Leben in Bayern

Blick in die historische Werfthalle. Insgesamt beträgt die Ausstellungsfläche mit mehr als 74 Objekten 8000 Quadratmeter. Fotos: (Foto: Deutsches Museum)

15.09.2022

Von Lilienthals Gleiter bis zum modernen Elektroflugzeug

Die Flugwerft Schleißheim des Deutschen Museums feiert an diesem Wochenende mit vielen Darbietungen ihren 30. Geburtstag

Auf den ersten Blick sind die braunen Teile auf dem Arbeitstisch nur die brüchigen Überreste eines Flügels – „aber für die Geschichte der Luftfahrt haben sie eine einzigartige kulturelle Bedeutung wie beispielsweise die Mona Lisa für die Kunstgeschichte“, schwärmt Helmuth Trischler, der Forschungsdirektor des Deutschen Museums in München. Es handelt sich dabei um Fragmente des sogenannten Normalsegelapparats von Otto Lilienthal aus dem Jahr 1894 - des weltweit ersten Flugzeugs. Irgendwann sollen die Teile des Lilienthal-Gleiters auf der Flugwerft des Deutschen Museums in Schleißheim auch fürs Publikum zu bestaunen sein. Dafür werde dann ein gläserner Sarkophag errichtet mit gleichbleibender Temperatur im Innern, berichtet Helmuth Trischler von den Planungen.

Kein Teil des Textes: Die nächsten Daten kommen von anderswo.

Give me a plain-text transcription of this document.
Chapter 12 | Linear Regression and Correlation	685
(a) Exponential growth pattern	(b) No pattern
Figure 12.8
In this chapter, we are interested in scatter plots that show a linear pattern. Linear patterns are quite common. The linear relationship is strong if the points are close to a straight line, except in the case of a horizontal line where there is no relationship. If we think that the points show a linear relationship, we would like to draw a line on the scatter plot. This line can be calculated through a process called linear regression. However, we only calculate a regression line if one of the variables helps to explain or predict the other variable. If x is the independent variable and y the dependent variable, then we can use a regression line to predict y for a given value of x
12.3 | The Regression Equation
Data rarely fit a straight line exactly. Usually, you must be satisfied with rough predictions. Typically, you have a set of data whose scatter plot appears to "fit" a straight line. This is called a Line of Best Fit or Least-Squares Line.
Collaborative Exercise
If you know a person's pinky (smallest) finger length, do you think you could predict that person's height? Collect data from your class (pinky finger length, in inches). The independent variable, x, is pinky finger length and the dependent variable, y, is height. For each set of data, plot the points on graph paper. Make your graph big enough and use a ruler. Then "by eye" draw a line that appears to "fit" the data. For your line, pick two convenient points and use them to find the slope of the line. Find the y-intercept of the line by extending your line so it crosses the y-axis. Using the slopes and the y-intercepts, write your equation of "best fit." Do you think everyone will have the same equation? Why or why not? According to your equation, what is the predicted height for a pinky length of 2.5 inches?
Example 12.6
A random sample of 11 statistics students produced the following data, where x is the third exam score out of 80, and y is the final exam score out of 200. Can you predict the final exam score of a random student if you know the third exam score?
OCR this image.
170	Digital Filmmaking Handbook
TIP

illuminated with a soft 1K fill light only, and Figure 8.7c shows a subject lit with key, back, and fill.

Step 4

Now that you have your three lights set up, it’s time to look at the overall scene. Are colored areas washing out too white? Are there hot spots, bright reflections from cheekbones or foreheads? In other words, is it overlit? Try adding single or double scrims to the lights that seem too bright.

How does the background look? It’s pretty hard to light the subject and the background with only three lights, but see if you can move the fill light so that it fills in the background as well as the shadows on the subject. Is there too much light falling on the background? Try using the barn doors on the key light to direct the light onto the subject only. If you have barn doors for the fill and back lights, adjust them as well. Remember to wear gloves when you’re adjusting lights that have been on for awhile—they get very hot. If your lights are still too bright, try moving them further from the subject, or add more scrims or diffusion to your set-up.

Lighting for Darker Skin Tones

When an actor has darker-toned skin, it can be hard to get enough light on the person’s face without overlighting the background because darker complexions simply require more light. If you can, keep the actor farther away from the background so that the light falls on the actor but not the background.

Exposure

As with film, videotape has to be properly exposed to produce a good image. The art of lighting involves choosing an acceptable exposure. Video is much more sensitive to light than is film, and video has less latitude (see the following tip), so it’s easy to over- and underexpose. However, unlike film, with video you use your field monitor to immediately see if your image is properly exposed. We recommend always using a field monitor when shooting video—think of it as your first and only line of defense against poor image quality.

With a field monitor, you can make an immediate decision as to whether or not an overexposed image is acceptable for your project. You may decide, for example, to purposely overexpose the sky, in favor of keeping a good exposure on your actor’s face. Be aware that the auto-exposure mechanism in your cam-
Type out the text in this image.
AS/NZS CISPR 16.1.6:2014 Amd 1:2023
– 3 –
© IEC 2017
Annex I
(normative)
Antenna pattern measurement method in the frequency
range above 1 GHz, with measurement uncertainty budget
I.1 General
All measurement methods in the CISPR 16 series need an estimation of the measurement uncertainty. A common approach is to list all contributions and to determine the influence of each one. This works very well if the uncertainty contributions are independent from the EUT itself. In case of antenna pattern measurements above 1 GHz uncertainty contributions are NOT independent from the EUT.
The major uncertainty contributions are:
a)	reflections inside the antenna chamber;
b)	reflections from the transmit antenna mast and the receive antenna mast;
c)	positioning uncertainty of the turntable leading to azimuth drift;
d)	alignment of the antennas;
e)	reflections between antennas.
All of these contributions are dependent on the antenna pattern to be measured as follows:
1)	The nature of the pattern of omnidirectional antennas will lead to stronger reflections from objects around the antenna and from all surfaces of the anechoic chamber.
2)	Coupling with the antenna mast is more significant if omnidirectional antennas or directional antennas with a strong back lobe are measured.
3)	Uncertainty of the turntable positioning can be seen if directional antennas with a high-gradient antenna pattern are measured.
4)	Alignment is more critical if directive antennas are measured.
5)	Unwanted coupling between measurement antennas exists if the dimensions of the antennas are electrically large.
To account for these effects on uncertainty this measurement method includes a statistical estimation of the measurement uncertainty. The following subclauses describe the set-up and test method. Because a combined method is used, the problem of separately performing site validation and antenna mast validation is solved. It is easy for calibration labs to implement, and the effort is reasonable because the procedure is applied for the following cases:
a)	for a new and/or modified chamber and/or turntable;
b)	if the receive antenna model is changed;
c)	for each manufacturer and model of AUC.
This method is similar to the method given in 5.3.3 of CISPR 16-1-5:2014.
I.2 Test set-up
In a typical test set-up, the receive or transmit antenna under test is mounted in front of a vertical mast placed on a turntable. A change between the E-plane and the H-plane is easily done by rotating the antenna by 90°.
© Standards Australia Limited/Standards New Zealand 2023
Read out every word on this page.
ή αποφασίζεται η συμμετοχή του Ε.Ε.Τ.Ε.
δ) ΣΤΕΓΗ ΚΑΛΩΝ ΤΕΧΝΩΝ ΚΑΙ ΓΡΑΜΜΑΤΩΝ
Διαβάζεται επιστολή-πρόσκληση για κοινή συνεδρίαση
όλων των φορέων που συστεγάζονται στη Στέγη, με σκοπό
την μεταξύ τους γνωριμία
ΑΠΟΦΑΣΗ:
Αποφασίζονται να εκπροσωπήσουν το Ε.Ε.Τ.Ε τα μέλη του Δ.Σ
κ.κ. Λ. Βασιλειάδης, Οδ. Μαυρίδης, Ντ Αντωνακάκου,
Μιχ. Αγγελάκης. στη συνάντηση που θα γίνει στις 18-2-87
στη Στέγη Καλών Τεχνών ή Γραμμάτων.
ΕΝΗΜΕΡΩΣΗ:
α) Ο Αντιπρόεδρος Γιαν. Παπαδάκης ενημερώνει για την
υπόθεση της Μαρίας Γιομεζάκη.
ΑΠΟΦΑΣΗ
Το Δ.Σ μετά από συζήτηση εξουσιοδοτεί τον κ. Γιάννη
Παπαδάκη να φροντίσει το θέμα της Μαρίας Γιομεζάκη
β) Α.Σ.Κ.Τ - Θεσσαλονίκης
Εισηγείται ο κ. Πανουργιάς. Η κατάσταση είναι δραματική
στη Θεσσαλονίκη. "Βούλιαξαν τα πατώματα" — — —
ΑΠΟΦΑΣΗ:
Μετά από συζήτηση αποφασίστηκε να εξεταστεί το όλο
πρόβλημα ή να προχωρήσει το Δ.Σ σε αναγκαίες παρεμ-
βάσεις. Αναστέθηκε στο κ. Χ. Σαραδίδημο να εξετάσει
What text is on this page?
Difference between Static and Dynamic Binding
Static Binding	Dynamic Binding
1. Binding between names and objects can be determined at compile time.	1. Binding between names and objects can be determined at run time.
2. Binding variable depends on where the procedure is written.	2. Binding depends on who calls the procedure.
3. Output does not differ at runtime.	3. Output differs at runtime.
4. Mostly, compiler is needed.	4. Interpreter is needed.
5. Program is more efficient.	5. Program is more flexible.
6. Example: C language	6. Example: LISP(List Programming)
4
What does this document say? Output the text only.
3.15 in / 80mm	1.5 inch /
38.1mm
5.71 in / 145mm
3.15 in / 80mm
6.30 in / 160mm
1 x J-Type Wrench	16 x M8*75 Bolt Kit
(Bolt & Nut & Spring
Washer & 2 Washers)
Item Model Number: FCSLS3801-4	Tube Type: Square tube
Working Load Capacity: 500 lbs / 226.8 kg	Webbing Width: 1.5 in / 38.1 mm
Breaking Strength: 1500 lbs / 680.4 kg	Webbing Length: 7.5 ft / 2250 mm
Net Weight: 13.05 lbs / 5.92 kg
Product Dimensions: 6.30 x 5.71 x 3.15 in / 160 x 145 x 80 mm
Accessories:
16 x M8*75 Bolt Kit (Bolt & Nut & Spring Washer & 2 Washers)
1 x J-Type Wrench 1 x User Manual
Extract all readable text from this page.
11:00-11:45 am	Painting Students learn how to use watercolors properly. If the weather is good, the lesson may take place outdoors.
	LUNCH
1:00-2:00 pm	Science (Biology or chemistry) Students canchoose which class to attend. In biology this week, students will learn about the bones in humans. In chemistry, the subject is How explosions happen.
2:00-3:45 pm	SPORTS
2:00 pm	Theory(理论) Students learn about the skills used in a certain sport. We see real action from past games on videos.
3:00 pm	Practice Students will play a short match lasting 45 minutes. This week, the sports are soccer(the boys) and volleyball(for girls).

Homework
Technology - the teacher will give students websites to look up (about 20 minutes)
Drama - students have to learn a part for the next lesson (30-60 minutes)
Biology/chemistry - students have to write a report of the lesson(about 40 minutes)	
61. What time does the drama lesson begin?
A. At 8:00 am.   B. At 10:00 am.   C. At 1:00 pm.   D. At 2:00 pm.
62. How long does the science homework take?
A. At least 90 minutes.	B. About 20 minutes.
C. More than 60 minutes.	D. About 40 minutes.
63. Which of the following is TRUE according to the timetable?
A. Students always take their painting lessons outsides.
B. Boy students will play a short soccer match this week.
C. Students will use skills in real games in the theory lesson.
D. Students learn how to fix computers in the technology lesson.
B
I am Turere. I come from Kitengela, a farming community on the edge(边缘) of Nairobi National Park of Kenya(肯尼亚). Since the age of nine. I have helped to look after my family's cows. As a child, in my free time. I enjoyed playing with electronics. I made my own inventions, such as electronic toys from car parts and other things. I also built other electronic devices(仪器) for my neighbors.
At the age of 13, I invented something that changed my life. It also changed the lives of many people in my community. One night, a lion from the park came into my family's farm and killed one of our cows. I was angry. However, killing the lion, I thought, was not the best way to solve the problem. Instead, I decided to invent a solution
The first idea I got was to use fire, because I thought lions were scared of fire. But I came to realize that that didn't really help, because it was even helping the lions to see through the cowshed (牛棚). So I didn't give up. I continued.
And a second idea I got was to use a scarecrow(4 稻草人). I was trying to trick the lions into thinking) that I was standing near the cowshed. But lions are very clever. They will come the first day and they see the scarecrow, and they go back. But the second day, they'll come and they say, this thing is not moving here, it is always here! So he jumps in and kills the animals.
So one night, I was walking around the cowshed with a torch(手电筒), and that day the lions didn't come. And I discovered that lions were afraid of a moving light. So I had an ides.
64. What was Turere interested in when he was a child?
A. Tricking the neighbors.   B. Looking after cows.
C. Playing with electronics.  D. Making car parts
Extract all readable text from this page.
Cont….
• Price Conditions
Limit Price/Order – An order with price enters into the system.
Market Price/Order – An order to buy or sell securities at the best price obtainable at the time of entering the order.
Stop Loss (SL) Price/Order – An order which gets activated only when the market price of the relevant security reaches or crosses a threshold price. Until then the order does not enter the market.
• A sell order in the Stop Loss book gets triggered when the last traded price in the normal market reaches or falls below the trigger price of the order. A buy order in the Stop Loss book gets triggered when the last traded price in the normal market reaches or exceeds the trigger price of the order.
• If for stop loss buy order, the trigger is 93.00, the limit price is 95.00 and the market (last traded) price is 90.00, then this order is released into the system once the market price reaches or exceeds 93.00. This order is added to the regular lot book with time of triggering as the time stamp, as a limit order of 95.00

Bisher bekam das Publikum nur einen Nachbau öffentlich zu sehen. Aber bis dahin gibt es für das Team aus Restaurator Mathias Winkler, Projektleiterin Charlotte Holzer und Kuratorin Tatjana Dietl noch eine Menge zu tun. Dabei hilft ihnen auch die technische Entwicklung. Lange Zeit konnten die Forschenden die Funktionsweise von Lilienthals Gleiter nur anhand von dessen Niederschriften studieren. Doch inzwischen gibt es am Fraunhofer-Institut in Fürth eine Art Scanner, mit dem sich regelrecht hineinblicken lässt in das Innere des Normalsegelapparats. „Dadurch lässt sich unter anderem erkunden, wie genau der Konstrukteur die Metall- mit den Holzteilen verbunden hat und wie die maschinelle Steuerung konkret funktionierte“, erläutert Helmuth Trischler.



Für den Forschungsdirektor wird eine der letzten großen beruflichen Aufgaben, die er als Forschungsdirektor des Deutschen Museums mit begleitet, der Ruhestand ist für den 64-Jährigen nicht mehr fern. Mitfeiern kann er in dieser Woche aber noch den 30. Geburtstag der Flugwerft Schleißheim des Deutschen Museums. Der zu einem Luftfahrt-Thema promovierte Historiker war bei diesem Projekt von Anfang an als Kurator mit dabei, hat die Flugwerft mit konzipiert. Auf rund 8000 Quadratmetern Gelände lassen sich inzwischen mehr als 70 Fluggeräte bestaunen. Und auch wenn er inzwischen in der Museumsleitung auch viele andere Aufgaben inne hat – die historischen Flugzeuge liegen ihm noch immer ganz besonders am Herzen, gesteht Helmuth Trischler. Mit Begeisterung erzählt er von den über 80 Jahre alten Messerschmitt-Modellen oder den Senkrechtstartern aus den 1960er-Jahren.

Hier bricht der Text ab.